I was walking very slowly out toward the cone at the end of the ¾ spur and all I could think of was there was a chair there. I had to get to that chair. Damon was doing his best to encourage me and tell me I could do it, but I could not. I felt horrible and I could barely stand. In fact, I didn’t realize it but I was weaving all over the road. Damon finally said, you know it’s much more efficient to walk straight down the road. Oh yeah, I said. I struggled down to the cone and sat down. I thought about those three sawtooth hills and knew I’d never get up them. I had nothing left. I dreaded even trying to make it back to the finish.
I finally struggled up and we trudged back to the start. That 1.5 miles took me 70 minutes. I stopped multiple times to bend over and once even sat down. I was so miserable and disappointed that I was going to not finish my third 100 miler in a row.

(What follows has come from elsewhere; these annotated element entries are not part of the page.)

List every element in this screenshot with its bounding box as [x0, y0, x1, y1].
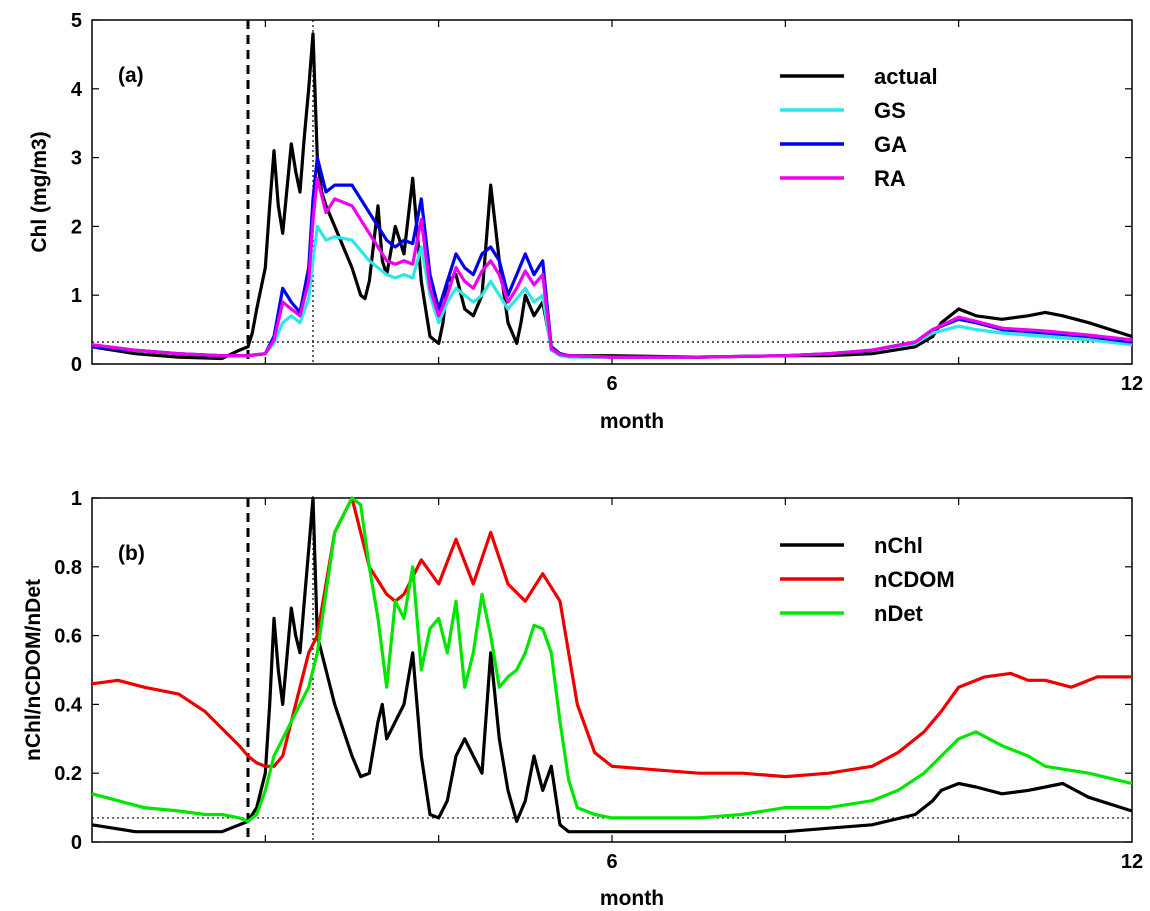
legend-label: actual — [874, 64, 938, 89]
x-axis-label: month — [600, 410, 664, 433]
y-tick-label: 1 — [71, 488, 82, 510]
y-tick-label: 0.4 — [54, 694, 83, 716]
y-tick-label: 4 — [71, 79, 83, 101]
panel-b: 6 12 0 0.2 0.4 0.6 0.8 1 month nChl/nCDOM/nDet (b)… — [22, 488, 1143, 910]
legend-label: RA — [874, 166, 906, 191]
y-tick-label: 3 — [71, 148, 82, 170]
series-line-nDet — [91, 496, 1133, 824]
series-line-nChl — [91, 496, 1133, 834]
legend: nChl nCDOM nDet — [780, 533, 955, 626]
x-axis-label: month — [600, 887, 664, 910]
legend-label: nChl — [874, 533, 923, 558]
legend-label: nDet — [874, 601, 924, 626]
series-line-RA — [91, 176, 1133, 359]
series-line-actual — [91, 32, 1133, 361]
y-tick-label: 0 — [71, 354, 82, 376]
y-tick-label: 0.8 — [54, 557, 82, 579]
y-tick-label: 1 — [71, 285, 82, 307]
y-tick-label: 0 — [71, 832, 82, 854]
legend-label: nCDOM — [874, 567, 955, 592]
legend-label: GS — [874, 98, 906, 123]
x-tick-label: 6 — [606, 373, 617, 395]
y-tick-label: 0.2 — [54, 763, 82, 785]
y-axis-label: nChl/nCDOM/nDet — [22, 579, 45, 761]
legend: actual GS GA RA — [780, 64, 938, 191]
y-tick-label: 0.6 — [54, 626, 82, 648]
series-line-nCDOM — [91, 496, 1132, 779]
x-tick-label: 6 — [606, 851, 617, 873]
panel-label: (b) — [118, 542, 145, 565]
x-tick-label: 12 — [1121, 851, 1143, 873]
legend-label: GA — [874, 132, 907, 157]
y-tick-label: 5 — [71, 10, 82, 32]
panel-label: (a) — [118, 64, 144, 87]
x-tick-label: 12 — [1121, 373, 1143, 395]
y-axis-label: Chl (mg/m3) — [28, 131, 51, 252]
y-tick-label: 2 — [71, 216, 82, 238]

We got back. I told them I was dropping and I made my way over to our stuff. Karen Riddle had finished 50 miles, went out for the sixth loop and came back after the airport spur. Michael had dropped after 50 miles. Janet, who was way ahead of the rest of us, had dropped at around 50 miles and had already called her husband to pick her up so she was already back at the hotel room. So we called Tom to come get us. It was about 6 a.m. The gate is only open once an hour. So he came at 6 a.m. and then we had to wait until 7 a.m. when the gate would be opened again.
I laid down on the ground feeling awful. I ate a sandwich and drank chocolate milk because if I don’t eat right after I finish, I black out. I laid down again. I started to feel sick and knew the black out was coming so I ate another package of crackers. It was murder forcing this down my throat. I laid down again hoping I had eaten enough. About 10 minutes later, I started feeling sick again and forced another package of peanut butter crackers down. Tom had pulled up the car and I was afraid to get in because I might throw up.
Everyone else (Damon, Karen, Michael) got my stuff in the car and I got in the front seat. We got back to the room and I was too miserable to even shower. I laid down on the bed and passed out. A couple of hours later, I got up again and still felt horrible but I took a shower and we went next door to Fat Daddy’s. Everyone had a beer and I had milk shake. We all analyzed our races and made resolutions to train smarter, eat better, lose weight and try again.
It’s very disheartening to write a report about not finishing. But I made a lot of stupid common mistakes. And I’ve finished two 100 milers. But every course is different and brings with it, its own set of challenges. It’s my hope that some runners will read this and learn from what I did wrong. Eating is critical. Until you pass that 50 mile mark, you may never experience eating issues, but after 50 miles for some people it gets harder and harder to eat. You put the food in your mouth, you chew it and for some reason, you just can’t swallow it. Figure out some way to get the calories in your body, or you’ll end up like me.
Heartfelt thanks to Blake Norwood, the race director, and the many incredible people who make this race one of the top events in the country. Joe Lugiano, Joey Anderson, Sue Norwood, Will Brown, these are just a few of the names I know. There are so many others. I will be back.